The Dow Jones Industrial Average lost 249.13 points, or 0.73%, to close at 33,699.88. The S&P 500 slid 0.9% to end at 4,081.50. The Nasdaq Composite saw the greatest dip of the three, dropping 1.02% to end the session at 11,789.58.
“Wall Street couldn’t keep the upbeat mood,” said Ed Moya, senior market analyst at Oanda. “Some traders placed bets that the Fed will have to do a lot more tightening than what Wall Street is pricing in.”
Google-parent Alphabet slid more than 4% as investors grew concerned around rising competition in the artificial intelligence space. A 3% decline in Meta also dragged on the technology-heavy Nasdaq Composite.
Investors recently have been monitoring the Fed’s commentary as they search for clues on future policy moves following last week’s interest rate hike of 25 basis points. On Tuesday, Fed Chair Jerome Powell said that inflation was cooling but there was still a long way to go.
At the same time, Wall Street is in the middle of earnings season. Investors seek insight on how companies have fared amid high inflation and how they expect to perform going forward. Traders initially began the day bidding prices higher after positive earnings from consumer bellwethers Walt Disney and PepsiCo.
Disney shares closed more than 1% lower. Earlier, the stock popped after the entertainment giant posted smaller-than-expected subscriber losses at its streaming service along with earnings and revenue that beat analysts’ estimates. CEO Bob Iger said Thursday on CNBC’s “Squawk on the Street” that he was only expecting to stay in the role for two years. Meanwhile, activist investor Nelson Peltz said he was ending a proxy battle after the company unveiled a restructuring plan that included 7,000 layoffs and a reorganization of its divisions.

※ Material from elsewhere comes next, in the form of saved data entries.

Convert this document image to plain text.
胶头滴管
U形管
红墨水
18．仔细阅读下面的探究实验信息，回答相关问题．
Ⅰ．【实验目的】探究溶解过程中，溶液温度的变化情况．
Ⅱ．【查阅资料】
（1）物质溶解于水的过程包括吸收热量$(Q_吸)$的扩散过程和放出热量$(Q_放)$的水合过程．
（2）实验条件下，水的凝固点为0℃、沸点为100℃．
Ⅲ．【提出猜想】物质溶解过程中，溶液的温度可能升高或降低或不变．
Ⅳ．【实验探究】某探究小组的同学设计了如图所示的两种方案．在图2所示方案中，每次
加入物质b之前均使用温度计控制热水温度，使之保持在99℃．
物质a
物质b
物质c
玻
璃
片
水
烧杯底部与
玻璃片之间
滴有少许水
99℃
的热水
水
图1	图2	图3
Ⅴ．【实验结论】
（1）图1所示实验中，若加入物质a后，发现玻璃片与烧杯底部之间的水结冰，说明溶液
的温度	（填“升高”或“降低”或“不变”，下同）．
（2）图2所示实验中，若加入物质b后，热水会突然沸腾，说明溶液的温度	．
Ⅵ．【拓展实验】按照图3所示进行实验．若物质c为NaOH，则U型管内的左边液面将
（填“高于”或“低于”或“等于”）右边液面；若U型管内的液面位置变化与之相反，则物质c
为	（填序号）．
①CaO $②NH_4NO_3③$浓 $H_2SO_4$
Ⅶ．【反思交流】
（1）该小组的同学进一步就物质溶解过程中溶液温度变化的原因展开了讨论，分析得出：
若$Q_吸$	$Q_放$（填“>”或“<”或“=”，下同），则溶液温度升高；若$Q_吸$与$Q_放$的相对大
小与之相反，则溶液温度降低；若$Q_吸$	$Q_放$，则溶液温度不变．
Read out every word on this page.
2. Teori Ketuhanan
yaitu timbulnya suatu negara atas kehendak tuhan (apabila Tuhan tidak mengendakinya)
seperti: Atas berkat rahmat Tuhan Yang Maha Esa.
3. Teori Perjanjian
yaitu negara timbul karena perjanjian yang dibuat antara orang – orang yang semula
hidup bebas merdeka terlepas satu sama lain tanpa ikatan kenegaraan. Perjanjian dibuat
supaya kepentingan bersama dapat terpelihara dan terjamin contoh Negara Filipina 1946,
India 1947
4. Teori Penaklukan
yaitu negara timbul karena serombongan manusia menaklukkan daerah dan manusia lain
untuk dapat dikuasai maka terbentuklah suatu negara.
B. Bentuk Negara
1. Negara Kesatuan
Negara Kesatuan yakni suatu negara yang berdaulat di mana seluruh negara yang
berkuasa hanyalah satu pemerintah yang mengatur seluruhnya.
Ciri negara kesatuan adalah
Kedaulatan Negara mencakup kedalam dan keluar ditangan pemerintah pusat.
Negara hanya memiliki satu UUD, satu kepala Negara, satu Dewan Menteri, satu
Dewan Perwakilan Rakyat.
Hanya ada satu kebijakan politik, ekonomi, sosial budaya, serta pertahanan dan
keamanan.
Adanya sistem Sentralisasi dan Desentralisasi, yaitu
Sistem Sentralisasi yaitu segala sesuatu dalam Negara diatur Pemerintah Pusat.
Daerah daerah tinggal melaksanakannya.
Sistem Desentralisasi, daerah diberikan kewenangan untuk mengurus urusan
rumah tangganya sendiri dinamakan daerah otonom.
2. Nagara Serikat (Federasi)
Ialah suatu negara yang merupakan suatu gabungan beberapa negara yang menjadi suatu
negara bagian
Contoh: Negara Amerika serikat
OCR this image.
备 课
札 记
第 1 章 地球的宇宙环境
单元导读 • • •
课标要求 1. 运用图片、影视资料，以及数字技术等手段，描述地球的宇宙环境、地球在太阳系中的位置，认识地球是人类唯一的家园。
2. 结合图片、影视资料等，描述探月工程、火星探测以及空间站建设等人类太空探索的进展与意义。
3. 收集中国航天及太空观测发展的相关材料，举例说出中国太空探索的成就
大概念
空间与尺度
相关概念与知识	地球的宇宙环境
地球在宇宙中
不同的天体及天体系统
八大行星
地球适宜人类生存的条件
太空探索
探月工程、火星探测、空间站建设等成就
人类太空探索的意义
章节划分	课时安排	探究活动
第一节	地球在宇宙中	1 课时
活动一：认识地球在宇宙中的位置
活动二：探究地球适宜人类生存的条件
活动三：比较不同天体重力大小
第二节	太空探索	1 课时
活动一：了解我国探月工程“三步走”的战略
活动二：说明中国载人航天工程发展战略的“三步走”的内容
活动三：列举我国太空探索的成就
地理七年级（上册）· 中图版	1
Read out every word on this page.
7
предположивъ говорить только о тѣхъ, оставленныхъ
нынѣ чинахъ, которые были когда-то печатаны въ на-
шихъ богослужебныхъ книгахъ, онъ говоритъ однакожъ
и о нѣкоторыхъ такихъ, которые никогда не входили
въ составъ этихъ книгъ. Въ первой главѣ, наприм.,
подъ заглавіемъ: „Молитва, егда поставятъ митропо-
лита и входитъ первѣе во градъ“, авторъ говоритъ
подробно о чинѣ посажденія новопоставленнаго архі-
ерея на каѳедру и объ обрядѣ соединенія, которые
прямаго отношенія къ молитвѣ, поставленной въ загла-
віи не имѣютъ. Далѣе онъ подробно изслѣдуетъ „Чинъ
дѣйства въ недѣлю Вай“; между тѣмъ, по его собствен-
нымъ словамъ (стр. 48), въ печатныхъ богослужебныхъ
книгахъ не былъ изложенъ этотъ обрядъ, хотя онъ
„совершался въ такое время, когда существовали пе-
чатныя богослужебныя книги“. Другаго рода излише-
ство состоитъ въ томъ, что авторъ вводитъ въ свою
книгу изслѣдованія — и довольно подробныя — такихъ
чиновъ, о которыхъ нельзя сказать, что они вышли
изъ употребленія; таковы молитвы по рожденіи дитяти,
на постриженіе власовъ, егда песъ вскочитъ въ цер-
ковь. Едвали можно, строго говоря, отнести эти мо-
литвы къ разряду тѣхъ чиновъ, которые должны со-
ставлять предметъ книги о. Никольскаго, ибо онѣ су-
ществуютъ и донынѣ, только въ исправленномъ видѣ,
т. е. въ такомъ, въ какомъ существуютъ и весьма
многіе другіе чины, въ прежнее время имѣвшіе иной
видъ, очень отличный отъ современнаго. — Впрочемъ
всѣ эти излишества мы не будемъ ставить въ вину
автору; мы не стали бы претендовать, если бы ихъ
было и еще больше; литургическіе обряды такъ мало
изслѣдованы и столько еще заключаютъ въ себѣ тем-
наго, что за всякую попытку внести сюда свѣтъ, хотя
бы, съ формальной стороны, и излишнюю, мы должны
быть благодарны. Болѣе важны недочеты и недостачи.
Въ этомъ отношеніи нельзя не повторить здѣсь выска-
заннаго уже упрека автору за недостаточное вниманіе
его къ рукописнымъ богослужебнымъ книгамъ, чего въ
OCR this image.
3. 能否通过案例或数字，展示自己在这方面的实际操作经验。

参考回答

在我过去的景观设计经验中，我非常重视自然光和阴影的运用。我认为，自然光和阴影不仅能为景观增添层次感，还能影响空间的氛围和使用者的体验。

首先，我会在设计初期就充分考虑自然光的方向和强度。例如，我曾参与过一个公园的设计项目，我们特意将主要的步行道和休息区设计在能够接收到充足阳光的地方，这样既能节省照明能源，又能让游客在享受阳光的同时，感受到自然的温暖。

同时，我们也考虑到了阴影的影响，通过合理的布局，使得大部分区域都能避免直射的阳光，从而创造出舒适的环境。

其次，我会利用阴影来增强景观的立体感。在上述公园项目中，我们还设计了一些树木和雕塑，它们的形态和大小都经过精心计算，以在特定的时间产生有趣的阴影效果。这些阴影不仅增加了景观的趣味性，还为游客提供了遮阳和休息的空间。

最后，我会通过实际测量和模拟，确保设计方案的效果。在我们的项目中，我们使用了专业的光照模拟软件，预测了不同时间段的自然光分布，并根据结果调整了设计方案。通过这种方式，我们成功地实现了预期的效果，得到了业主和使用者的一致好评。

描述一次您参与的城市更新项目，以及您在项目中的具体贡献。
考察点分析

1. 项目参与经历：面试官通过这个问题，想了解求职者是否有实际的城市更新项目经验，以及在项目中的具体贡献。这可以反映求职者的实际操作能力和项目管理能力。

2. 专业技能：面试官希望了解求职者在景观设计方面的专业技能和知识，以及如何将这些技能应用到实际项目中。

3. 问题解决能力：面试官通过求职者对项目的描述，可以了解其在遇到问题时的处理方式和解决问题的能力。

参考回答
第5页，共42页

PepsiCo advanced nearly 1% on the back of fourth-quarter earnings that came in above Wall Street expectations.
But despite the latest beats, Wall Street has considered this earnings season lackluster. Nearly 70% of the approximately two-thirds of S&P 500 companies that have reported earnings so far have beaten analysts’ expectations, FactSet data shows. That beat rate is below a three-year average of 79%, according to data from The Earnings Scout.